Transformation numérique
Publié le 3 août 2026 — par Yannick Miller
La gouvernance numérique évoque souvent de grandes organisations dotées d'un comité TI et de politiques formelles. Dans la majorité des PME, elle n'existe tout simplement pas — pas par négligence, mais parce que personne n'a jamais eu le mandat explicite d'en être responsable. Les décisions numériques se prennent alors au fil de l'eau, une à la fois, souvent par la personne la plus à l'aise avec la technologie plutôt que par la personne la mieux placée pour en évaluer l'impact sur l'entreprise.
Sans structure de gouvernance, les choix numériques d'une entreprise finissent par refléter les urgences plutôt que les priorités. Un outil est adopté parce qu'un fournisseur l'a proposé. Un accès est accordé parce qu'un employé en a fait la demande. Une donnée sensible se retrouve dans un fichier partagé parce que c'était la solution la plus rapide sur le moment. Chacune de ces décisions est raisonnable isolément ; ensemble, elles créent une accumulation de risques et d'incohérences que personne n'a choisie délibérément.

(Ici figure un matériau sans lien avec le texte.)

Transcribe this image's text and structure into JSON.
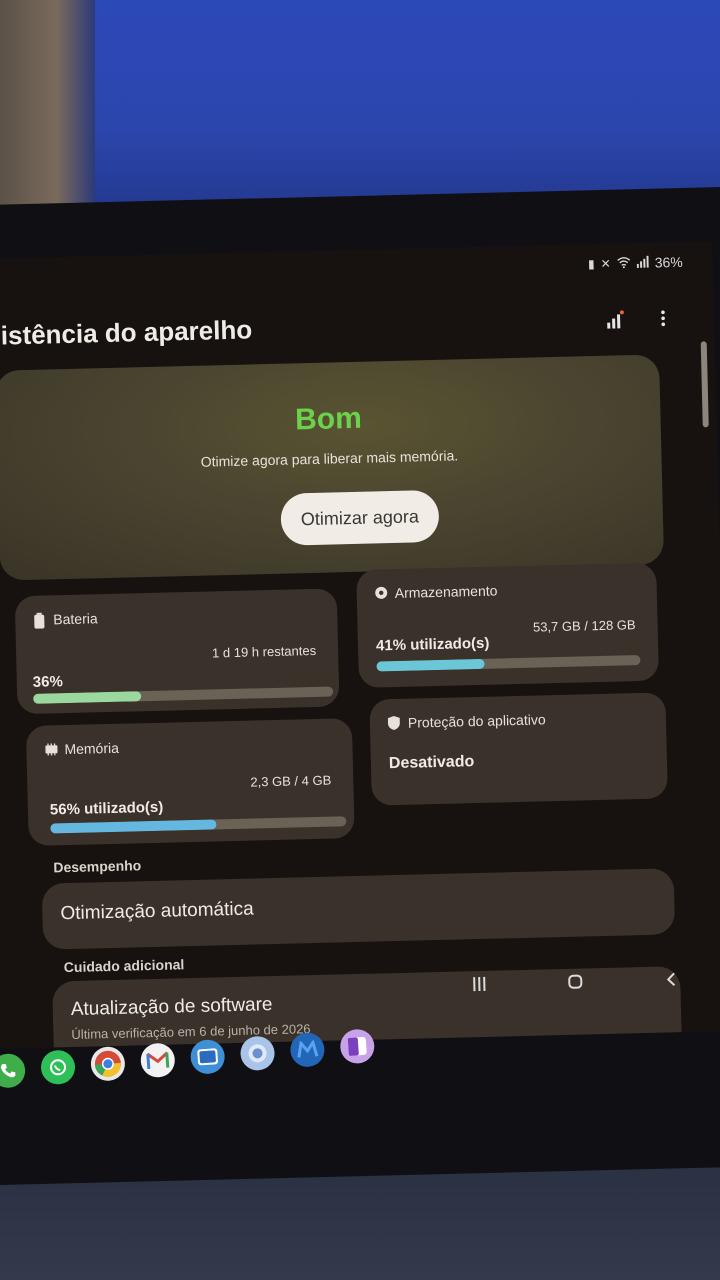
{
  "status_bar": {
    "battery_percent": "36%",
    "icons": [
      "battery-saver-icon",
      "mute-icon",
      "wifi-icon",
      "signal-icon"
    ]
  },
  "header": {
    "title": "sistência do aparelho",
    "icons": [
      "diagnostics-icon",
      "more-options-icon"
    ]
  },
  "hero": {
    "status": "Bom",
    "message": "Otimize agora para liberar mais memória.",
    "button_label": "Otimizar agora"
  },
  "tiles": {
    "battery": {
      "label": "Bateria",
      "value": "36%",
      "sub": "1 d 19 h restantes",
      "fill": 0.36,
      "color": "#9bd8a0"
    },
    "storage": {
      "label": "Armazenamento",
      "value": "41% utilizado(s)",
      "sub": "53,7 GB / 128 GB",
      "fill": 0.41,
      "color": "#6bc6d8"
    },
    "memory": {
      "label": "Memória",
      "value": "56% utilizado(s)",
      "sub": "2,3 GB / 4 GB",
      "fill": 0.56,
      "color": "#64b8e0"
    },
    "app_protection": {
      "label": "Proteção do aplicativo",
      "value": "Desativado"
    }
  },
  "sections": {
    "performance": {
      "label": "Desempenho",
      "items": [
        {
          "title": "Otimização automática"
        }
      ]
    },
    "extra_care": {
      "label": "Cuidado adicional",
      "items": [
        {
          "title": "Atualização de software",
          "subtitle": "Última verificação em 6 de junho de 2026"
        }
      ]
    }
  },
  "nav": [
    "recents-icon",
    "home-icon",
    "back-icon"
  ],
  "dock": [
    {
      "name": "phone-app-icon",
      "color": "#3fae4a"
    },
    {
      "name": "whatsapp-icon",
      "color": "#2fbf59"
    },
    {
      "name": "chrome-icon",
      "color": "#e8e8e8"
    },
    {
      "name": "gmail-icon",
      "color": "#f2f2f2"
    },
    {
      "name": "gallery-icon",
      "color": "#3e8fd6"
    },
    {
      "name": "messages-icon",
      "color": "#a9c4e8"
    },
    {
      "name": "malwarebytes-icon",
      "color": "#2266b8"
    },
    {
      "name": "onenote-icon",
      "color": "#c7a2e8"
    }
  ]
}
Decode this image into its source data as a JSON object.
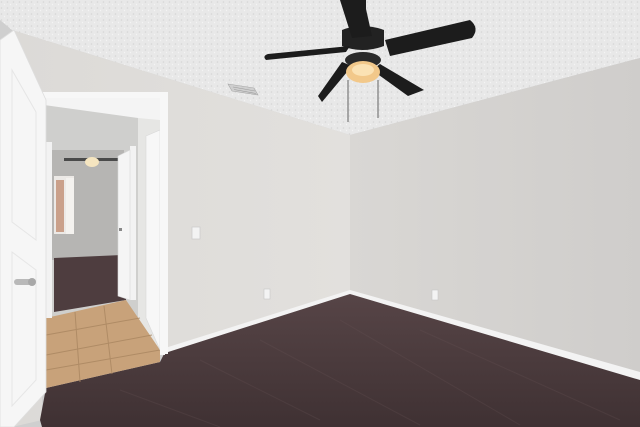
{
  "scene": {
    "type": "photo",
    "room": "empty-bedroom",
    "colors": {
      "ceiling": "#e9e9e9",
      "wall_left": "#dcdad7",
      "wall_right": "#d6d4d2",
      "carpet": "#4a3a3c",
      "baseboard": "#f3f3f3",
      "tile": "#c8a27a",
      "door_white": "#f6f6f6",
      "fan_black": "#1c1c1c",
      "fan_light": "#f2c88a"
    },
    "icons": [
      "ceiling-fan-icon",
      "air-vent-icon",
      "door-icon",
      "door-handle-icon",
      "light-switch-icon",
      "outlet-icon",
      "window-icon"
    ]
  }
}
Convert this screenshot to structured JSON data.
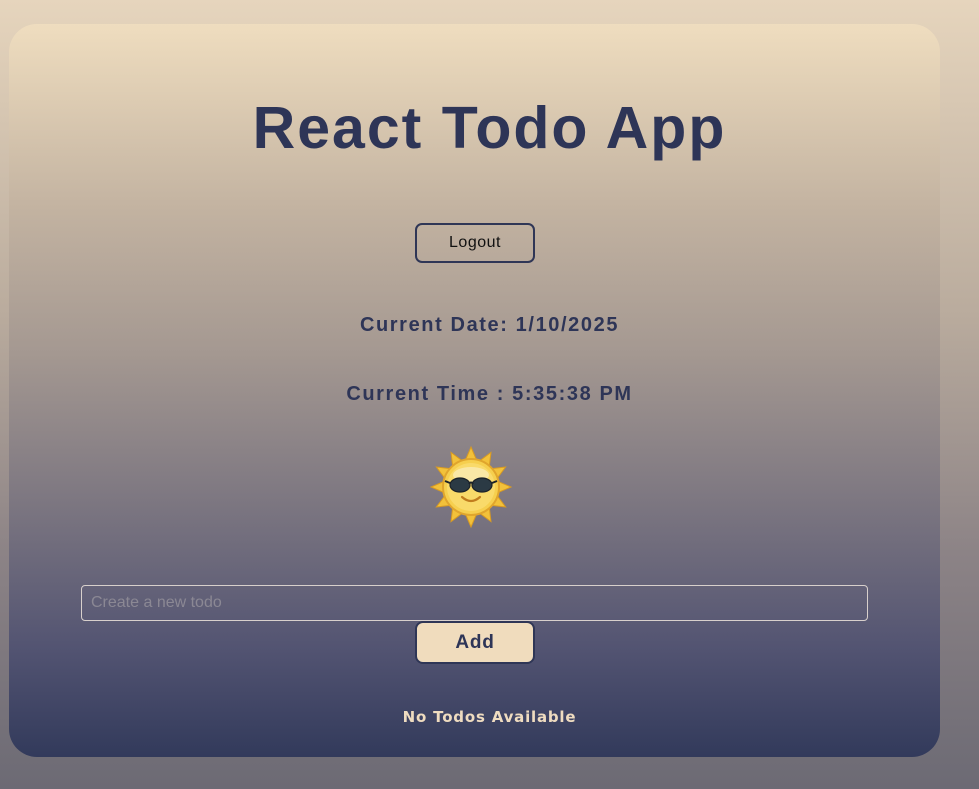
{
  "app": {
    "title": "React Todo App"
  },
  "header": {
    "logout_label": "Logout"
  },
  "clock": {
    "date_text": "Current Date: 1/10/2025",
    "time_text": "Current Time : 5:35:38 PM",
    "weather_icon": "sun-with-sunglasses-icon"
  },
  "todo_form": {
    "input_value": "",
    "input_placeholder": "Create a new todo",
    "add_label": "Add"
  },
  "todo_list": {
    "empty_message": "No Todos Available",
    "items": []
  },
  "colors": {
    "text_primary": "#2e3557",
    "accent_button": "#f0dcbd",
    "empty_message": "#efdcc0"
  }
}
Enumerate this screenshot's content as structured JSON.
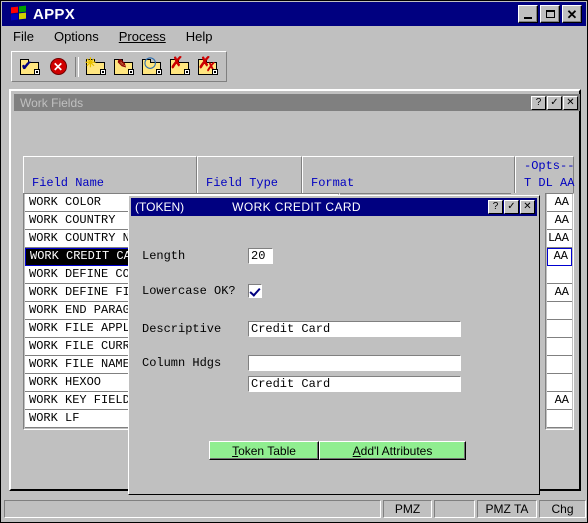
{
  "window": {
    "title": "APPX",
    "logo_icon": "windows-flag-icon",
    "minimize_label": "_",
    "maximize_label": "□",
    "close_label": "✕"
  },
  "menubar": {
    "items": [
      {
        "label": "File",
        "accel": "F"
      },
      {
        "label": "Options",
        "accel": "O"
      },
      {
        "label": "Process",
        "accel": "P"
      },
      {
        "label": "Help",
        "accel": "H"
      }
    ]
  },
  "toolbar": {
    "buttons": [
      {
        "name": "confirm-folder-icon",
        "glyph": "✔",
        "glyph_color": "#000080"
      },
      {
        "name": "cancel-icon",
        "glyph": "✕",
        "glyph_color": "#ffffff"
      },
      {
        "name": "new-folder-icon",
        "glyph": "✳",
        "glyph_color": "#ffd700"
      },
      {
        "name": "edit-folder-icon",
        "glyph": "✎",
        "glyph_color": "#a00000"
      },
      {
        "name": "scan-folder-icon",
        "glyph": "◯",
        "glyph_color": "#4080c0"
      },
      {
        "name": "delete-folder-icon",
        "glyph": "✗",
        "glyph_color": "#cc0000"
      },
      {
        "name": "delete-all-folder-icon",
        "glyph": "✗",
        "glyph_color": "#cc0000"
      }
    ]
  },
  "work_fields_window": {
    "title": "Work Fields",
    "help_label": "?",
    "ok_label": "✓",
    "close_label": "✕"
  },
  "columns": {
    "field_name": "Field Name",
    "field_type": "Field Type",
    "format": "Format",
    "opts_top": "-Opts--",
    "opts_bottom": "T DL AA"
  },
  "field_rows": [
    {
      "name": "WORK COLOR",
      "opts": "AA",
      "lcode": "",
      "selected": false
    },
    {
      "name": "WORK COUNTRY",
      "opts": "AA",
      "lcode": "",
      "selected": false
    },
    {
      "name": "WORK COUNTRY NAM",
      "opts": "AA",
      "lcode": "L",
      "selected": false
    },
    {
      "name": "WORK CREDIT CARD",
      "opts": "AA",
      "lcode": "",
      "selected": true
    },
    {
      "name": "WORK DEFINE COUN",
      "opts": "",
      "lcode": "",
      "selected": false
    },
    {
      "name": "WORK DEFINE FIEL",
      "opts": "AA",
      "lcode": "",
      "selected": false
    },
    {
      "name": "WORK END PARAGRA",
      "opts": "",
      "lcode": "",
      "selected": false
    },
    {
      "name": "WORK FILE APPL I",
      "opts": "",
      "lcode": "",
      "selected": false
    },
    {
      "name": "WORK FILE CURREN",
      "opts": "",
      "lcode": "",
      "selected": false
    },
    {
      "name": "WORK FILE NAME",
      "opts": "",
      "lcode": "",
      "selected": false
    },
    {
      "name": "WORK HEXOO",
      "opts": "",
      "lcode": "",
      "selected": false
    },
    {
      "name": "WORK KEY FIELD N",
      "opts": "AA",
      "lcode": "",
      "selected": false
    },
    {
      "name": "WORK LF",
      "opts": "",
      "lcode": "",
      "selected": false
    }
  ],
  "dialog": {
    "token_label": "(TOKEN)",
    "title": "WORK CREDIT CARD",
    "help_label": "?",
    "ok_label": "✓",
    "close_label": "✕",
    "fields": {
      "length_label": "Length",
      "length_value": "20",
      "lowercase_label": "Lowercase OK?",
      "lowercase_checked": true,
      "descriptive_label": "Descriptive",
      "descriptive_value": "Credit Card",
      "column_hdgs_label": "Column Hdgs",
      "column_hdgs_value_1": "",
      "column_hdgs_value_2": "Credit Card"
    },
    "buttons": {
      "token_table": "Token Table",
      "token_table_accel": "T",
      "addl_attributes": "Add'l Attributes",
      "addl_attributes_accel": "A"
    }
  },
  "statusbar": {
    "message": "",
    "panel_pmz": "PMZ",
    "panel_blank": "",
    "panel_pmz_ta": "PMZ TA",
    "panel_mode": "Chg"
  }
}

Pour une PME, la gouvernance numérique n'a pas besoin d'être lourde pour être utile. Elle peut se résumer à quatre questions récurrentes : qui décide des priorités numériques de l'entreprise ? Qui a accès à quelles données, et pourquoi ? Quels outils sont approuvés pour un usage professionnel ? Et qui est responsable si un incident survient ? Répondre à ces questions une fois, clairement, et les revoir périodiquement, évite déjà une bonne partie des angles morts les plus fréquents dans les PME.
La gouvernance numérique n'est pas un chantier réservé aux grandes organisations. C'est une responsabilité que chaque entreprise assume déjà, qu'elle en soit consciente ou non — la seule question est de savoir si elle le fait volontairement ou par accumulation de décisions improvisées.